Allah' a şükür evlendiğimden beri hep yuvamızda aşure kaynatmak, konu komşuya ikram etmek. eş dost davetlerini aşure pişirdiğim güne denk getirmek nasip oldu. Kayınvalidem de bütün çocuklarıyla haberleşip hepimizin müsait olduğu günü tespit eder ve aşuresini o gün pişirirdi. Bir keresinde tam pişirdiği anda oradaydım da, tencerenin başında yasin okuyup hiç konuşmadan kapakta biriken buharı yüzüme gözüme başıma sürmüş ve hastalık görmeyesin, diye dua etmişti. 
İnsana en büyük nimetlerden biri de yaşarken biriktirmek ve biriktirdikleriyle pişmek galiba. İşe yaramayan kabuklarından azade olup asıl yaradılış amacına göre kıvam bulmak...


250 gr. buğdayla başlayan aşure yolculuğum bu sene kemale erdi ve 800 gr. ölçüsüyle hazırladım. Bizim evin her ferdi misafiri sever (gönlüne yük olmayan, beklentilerini muhatabının şahsiyetiyle  ve dahi içinde bulunduğu şartlarıyla sınırlı tutan, misafir olmanın edebini kibrine tercih eden misafiri) de fasülyelerim daha bir ayrı sever. Oğulçe 1.5 yaşındayken evimizin camındaki demirlere çıkar yoldan geçen çocuklara 'abi! abi! bak benim oyuncaklarım var, bize gelsene oynalım' diyerek sokaktan misafir devşirmeye çalışırdı. Çocuklarımızın ruh iklimlerine uygun hareket etmeyi benimsediğimiz için de yuvamız hiç misafirsiz kalmadı, kalmaz çok şükür. Bu sene de aşuremizin nasiplisi çoktu hamd olsun. 
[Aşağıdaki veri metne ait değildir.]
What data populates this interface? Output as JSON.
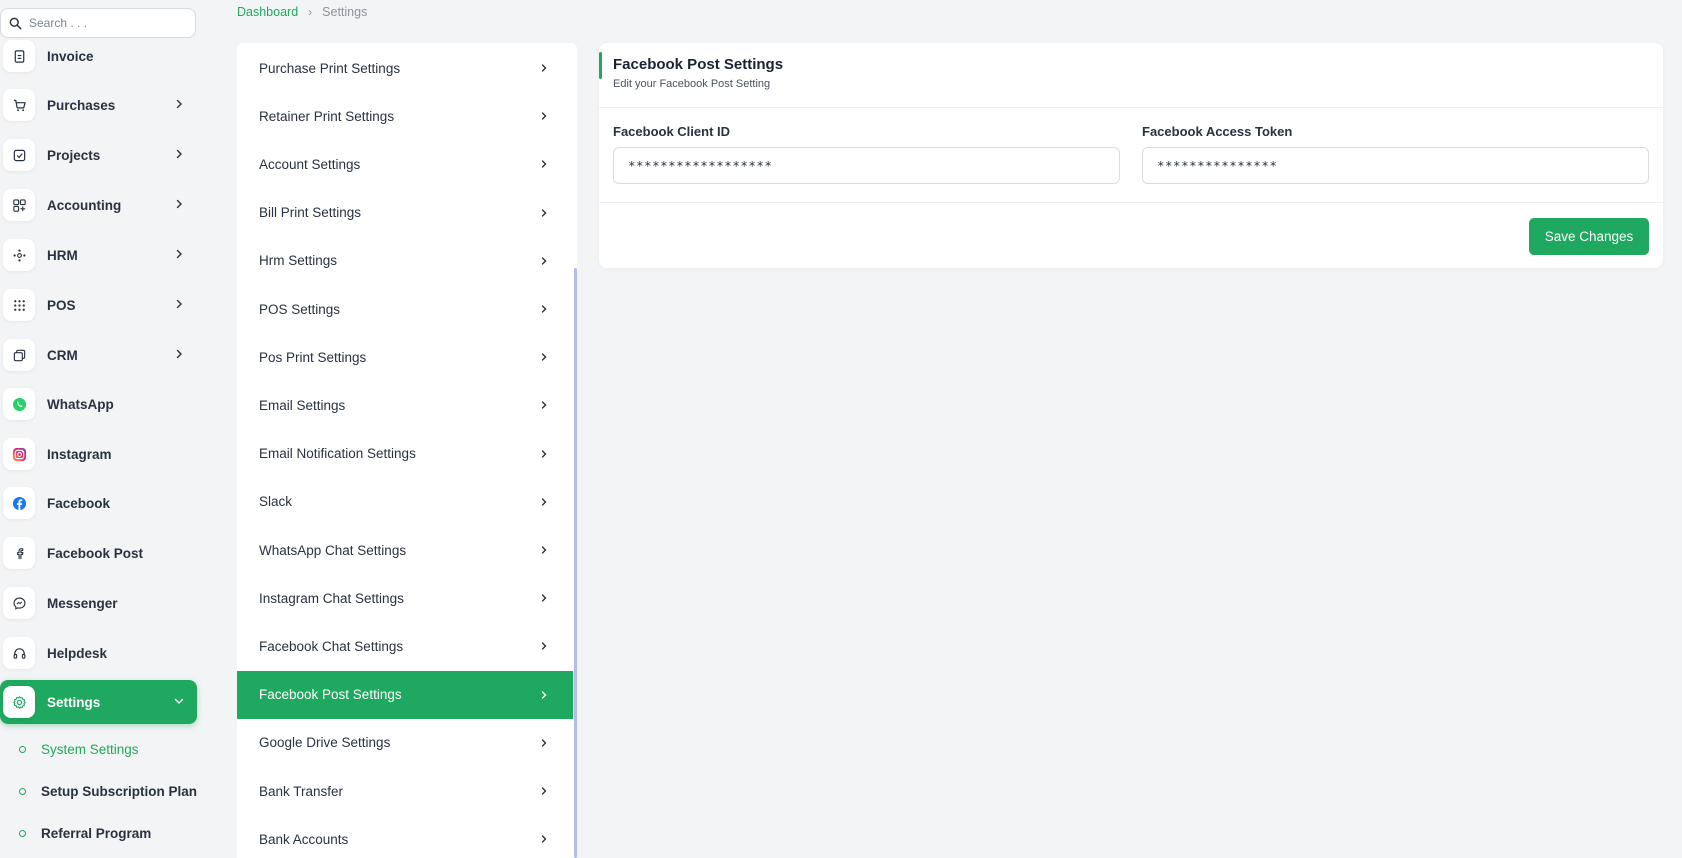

Fotoğrafta en öndeki bardaktakiler oğulçemin sınıf arkadaşları için hazırladıklarımız. Arkaya doğru komşular, veli kahvesinde evime konuk olacaklar ve hane halkı için :-) Hane halkı kısmı nicelik bakımından az olduğu için ikinciyi pişirmek şart oldu :-)
Gelelim tarifimize...
Malzemeler;
800 gr. buğday (akşamdan bir kaç su yıkanıp bir tencereye üzerini bir karış geçecek kadar su konup bir taşım kaynatılacak ve ocak kapatılacak.)
2 sb. fasülye (akşamdan ıslanacak)
2.5 sb. nohut (akşamdan ıslanacak)
3 sb. yer fıstığı (çiğ olarak alıp kavuruyorum ben. Fasülyelerim de ayıklıyor)
1/2 kilo kuru incir
1/2 kilo kuru kayısı
2 sb. kuru üzüm
1 sb. kuş üzümü (kuru meyvelerin hepsini doğrayıp az su ile akşamdan ısladım)
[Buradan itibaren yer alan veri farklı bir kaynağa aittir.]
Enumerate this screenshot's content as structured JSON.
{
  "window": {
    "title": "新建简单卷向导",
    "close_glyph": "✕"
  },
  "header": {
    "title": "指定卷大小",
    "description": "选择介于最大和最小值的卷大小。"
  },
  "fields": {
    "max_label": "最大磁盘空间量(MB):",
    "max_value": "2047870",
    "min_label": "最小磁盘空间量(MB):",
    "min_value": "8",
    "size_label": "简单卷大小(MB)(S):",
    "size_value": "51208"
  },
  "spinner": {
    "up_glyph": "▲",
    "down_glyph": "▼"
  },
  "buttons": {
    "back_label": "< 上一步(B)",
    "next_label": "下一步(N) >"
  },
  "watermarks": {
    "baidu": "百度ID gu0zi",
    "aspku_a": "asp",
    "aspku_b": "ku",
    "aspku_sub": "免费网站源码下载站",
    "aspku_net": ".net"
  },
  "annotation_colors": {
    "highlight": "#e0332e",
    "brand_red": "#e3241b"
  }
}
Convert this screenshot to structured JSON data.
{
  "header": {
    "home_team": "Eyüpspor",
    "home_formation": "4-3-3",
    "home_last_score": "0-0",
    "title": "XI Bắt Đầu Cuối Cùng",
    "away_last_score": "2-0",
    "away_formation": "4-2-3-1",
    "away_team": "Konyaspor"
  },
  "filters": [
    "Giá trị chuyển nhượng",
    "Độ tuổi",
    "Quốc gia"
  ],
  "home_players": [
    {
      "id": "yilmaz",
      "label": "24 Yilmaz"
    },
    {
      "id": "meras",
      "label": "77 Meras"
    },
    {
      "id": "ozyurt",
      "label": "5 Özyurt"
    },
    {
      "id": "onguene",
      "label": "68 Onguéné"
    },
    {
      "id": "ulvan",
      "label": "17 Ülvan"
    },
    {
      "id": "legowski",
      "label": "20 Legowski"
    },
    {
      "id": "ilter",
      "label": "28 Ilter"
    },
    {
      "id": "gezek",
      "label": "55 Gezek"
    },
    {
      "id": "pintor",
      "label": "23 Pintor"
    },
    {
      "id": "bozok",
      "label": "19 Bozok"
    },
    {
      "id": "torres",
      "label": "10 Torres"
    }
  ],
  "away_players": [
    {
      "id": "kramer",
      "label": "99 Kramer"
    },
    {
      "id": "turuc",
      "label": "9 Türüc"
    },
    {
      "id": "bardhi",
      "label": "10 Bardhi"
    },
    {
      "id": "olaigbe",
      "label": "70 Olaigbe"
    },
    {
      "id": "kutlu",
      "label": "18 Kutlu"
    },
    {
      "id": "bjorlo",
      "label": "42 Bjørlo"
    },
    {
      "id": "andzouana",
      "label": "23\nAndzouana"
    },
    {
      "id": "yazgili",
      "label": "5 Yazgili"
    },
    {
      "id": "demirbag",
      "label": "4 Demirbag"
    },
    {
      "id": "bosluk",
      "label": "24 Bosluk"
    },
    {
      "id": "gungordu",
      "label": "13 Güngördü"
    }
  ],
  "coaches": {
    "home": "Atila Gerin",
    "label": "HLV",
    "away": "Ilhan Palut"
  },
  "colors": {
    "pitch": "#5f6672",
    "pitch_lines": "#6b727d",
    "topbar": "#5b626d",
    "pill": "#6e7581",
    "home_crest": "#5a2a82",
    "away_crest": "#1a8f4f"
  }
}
15 tane karanfil (aşure pişmeye yakın 1 sb. suda kaynatılıp suyu aşureye konacak)
yaklaşık 3 kilo şeker

Üzeri için;
susam, tarçın.ceviz, nar....

Ben de sabah namazında başlıyorum aşure yapmaya ve yaklaşık 4 saatte hazır oluyor. Baklagillerin hepsinin birden ocakta altını yakıyorum. Buğdayı iyice pişene kadar hiç karıştırılmamak üzere (yoksa dibi tutar) aşureyi pişireceğim tencerede kaynamaya bırakıyorum. İyice özü çıkıp da taneleri belli belirsiz hale gelene kadar ihtiyaç oldukça su ilavesiyle kaynatıyorum. Fasülye ve nohutu da kendi tencerelerinde ayrı ayrı pişiriyorum. Çok az suları kalıyor. O suyun içinde buğday pişene kadar demleniyor. Buğday hazır hale gelince önce fasülye ve nohutu sularıyla birlikte buğdaya ekliyorum. Yarım saat pişiriyorum artık karıştırarak. Bu safhadan sonrası önemli. 2 dk. da bir iyice karıştırmak gerekiyor. Kuru yemişleri de suyuyla ekliyorum. Böylece vitaminleri de tadı da içinde kalıyor. Kaynatıp süzmek doğru gelmiyor bana. Özleşene kadar kaynatmaya devam ediyorum. Fıstıkları, şekeri ilave ediyorum. Şekeri ekleyeceğim anı şöyle anlıyorum; bütün malzemeler birbirleriyle özleşmiş, aşurenin kıvamı oldukça yoğunlaşmış ve karıştırmak iyice zorlaşmışsa bence artık şeker istiyordur. Şekeri ekleyince kıvam normale döner ve kaşık rahatlar :-) Tamam, oldu dediğim anda karanfil suyunu da döküp iyice bir daha karıştırıyorum. Ocağı ve kapağını kapatıyorum ve yarım saat dinlendirip kaselere paylaştırıyorum. İyice soğuyup kaymak bağlayınca süslemek daha rahat oluyor ama sabredebilirseniz :-)
Not; Bu usülle pişen tatlılarda şeker oranını da şöyle ayarlıyorum; son şekeri de verip tadına baktığımda tadı tam gibi gelirse bir miktar daha şeker ekliyorum, bu da soğuma payı. Çünkü tatlı soğudukça şeker tadı azalıyor. Bir de Trakya'da aşureye tatlı mısır tanesi konulduğunu gördüm. Bana göre çok yakışmıştı ama almayı unutmuşum. Tercih edilebilir.